The Affective Aura Reshaped? Experiencing Several Performances at Once: Tennessee Williams on the Screen
摘要
The chapter tests the concept of an affective aura and its applicability to the studies of film adaptation. Building upon Walter Benjamin’s understanding of aura as the associations which cluster around objects of our perception, the author looks at how—in spite of many cross-media adaptations—our affective elaborations of certain texts both change and delay changing. Adaptations create doubled experiences and the pleasures of multi-layered vision. Every new version encourages the viewers to experience several performances at once: the audiences oscillate between the effects of a directly perceived entity and the memories of the previous ones. Their contradictory responses shape the work’s complex affective aura. The censored cinematic versions of Tennessee Williams’s plays provide convincing examples of this.

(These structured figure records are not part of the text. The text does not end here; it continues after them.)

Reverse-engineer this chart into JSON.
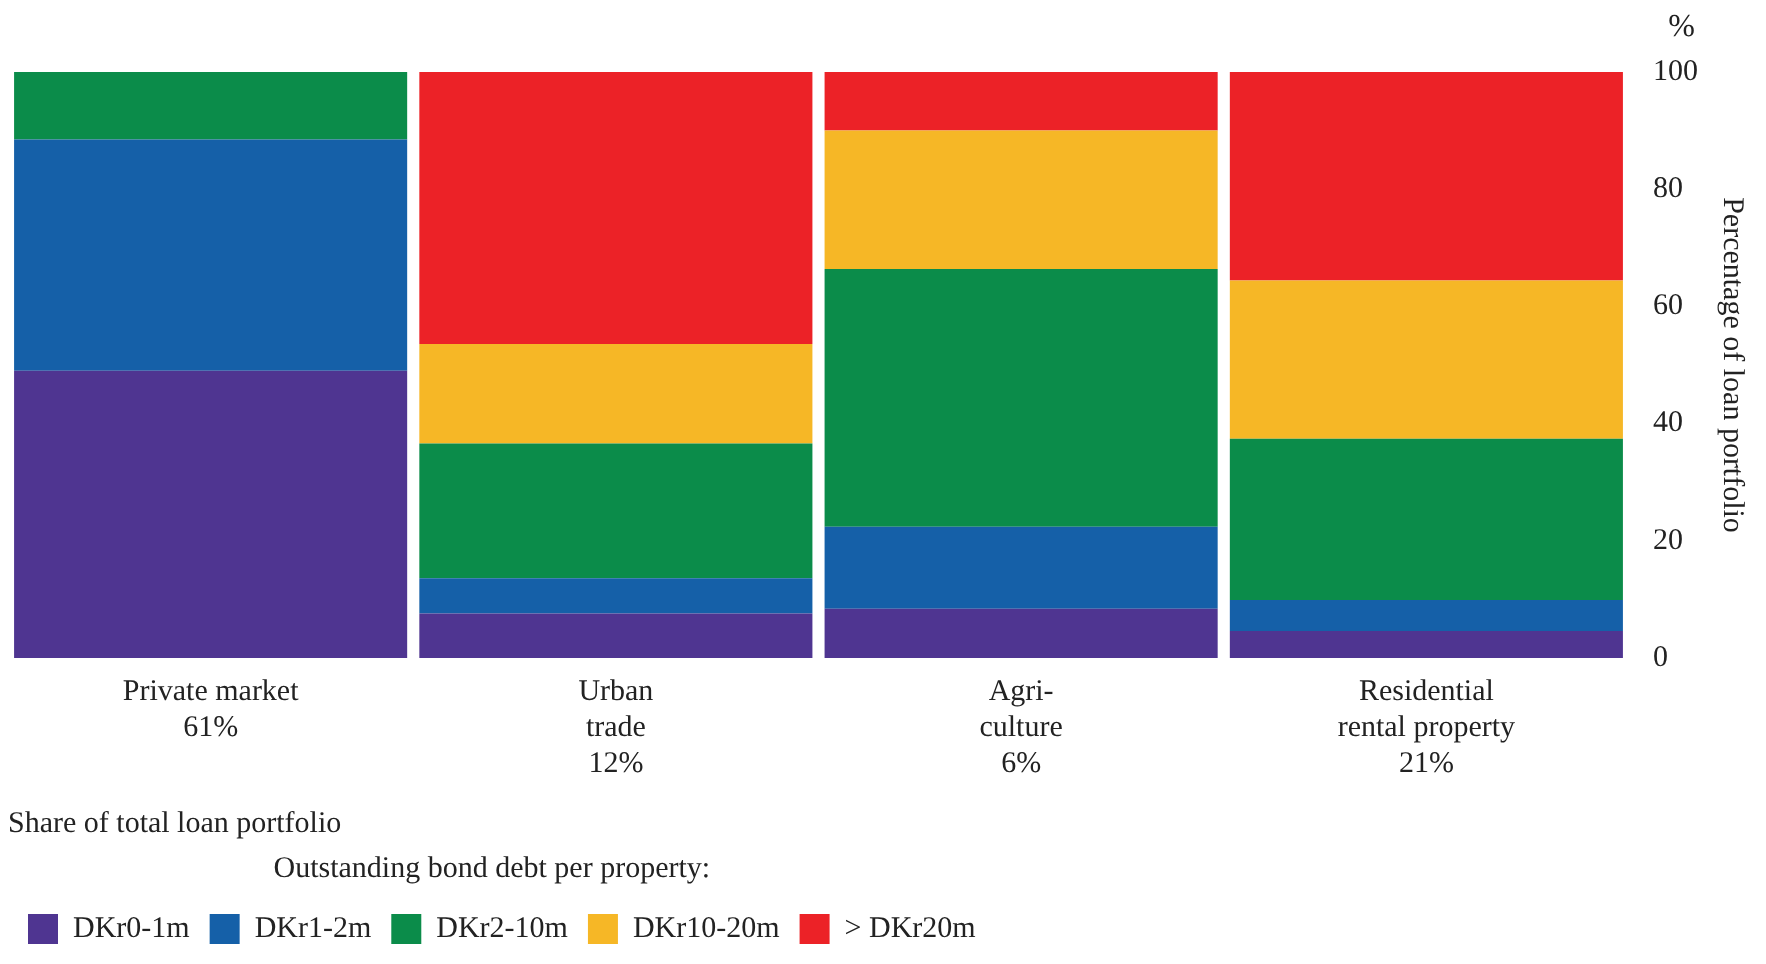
{
  "chart_data": {
    "type": "bar",
    "stacked": true,
    "categories": [
      "Private market\n61%",
      "Urban\ntrade\n12%",
      "Agri-\nculture\n6%",
      "Residential\nrental property\n21%"
    ],
    "series": [
      {
        "name": "DKr0-1m",
        "color": "#4f3591",
        "values": [
          49,
          7.6,
          8.4,
          4.6
        ]
      },
      {
        "name": "DKr1-2m",
        "color": "#1560a8",
        "values": [
          39.5,
          6,
          14,
          5.3
        ]
      },
      {
        "name": "DKr2-10m",
        "color": "#0b8c4a",
        "values": [
          11.5,
          23,
          44,
          27.5
        ]
      },
      {
        "name": "DKr10-20m",
        "color": "#f6b726",
        "values": [
          0,
          17,
          23.6,
          27
        ]
      },
      {
        "name": "> DKr20m",
        "color": "#ec2227",
        "values": [
          0,
          46.4,
          10,
          35.6
        ]
      }
    ],
    "ylim": [
      0,
      100
    ],
    "yticks": [
      0,
      20,
      40,
      60,
      80,
      100
    ],
    "ylabel": "Percentage of loan portfolio",
    "xlabel": "Share of total loan portfolio",
    "legend_title": "Outstanding bond debt per property:",
    "legend": "bottom",
    "annotations": [
      "%"
    ],
    "grid": false
  }
}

Due to the Production Code regulations, the 1950–60s adaptations transformed Williams’s plots and seemed to redirect the viewer’s feelings: from sad and hopeless to life-affirming (The Glass Menagerie, 1950), from eerie and ambiguous to punitive (A Streetcar Named Desire, 1951), from violent to happy (Cat on a Hot Tin Roof, 1958; Sweet Bird of Youth, 1962). Cinematic re-readings made the viewers experience a clash of affects: subversive narratives received (less) (un) happy endings. Was the affective aura of Williams’s worlds reshaped? What tactics of the viewers and strategies of the filmmakers help to prevent reshaping and enable a new multi-layered aura to exist?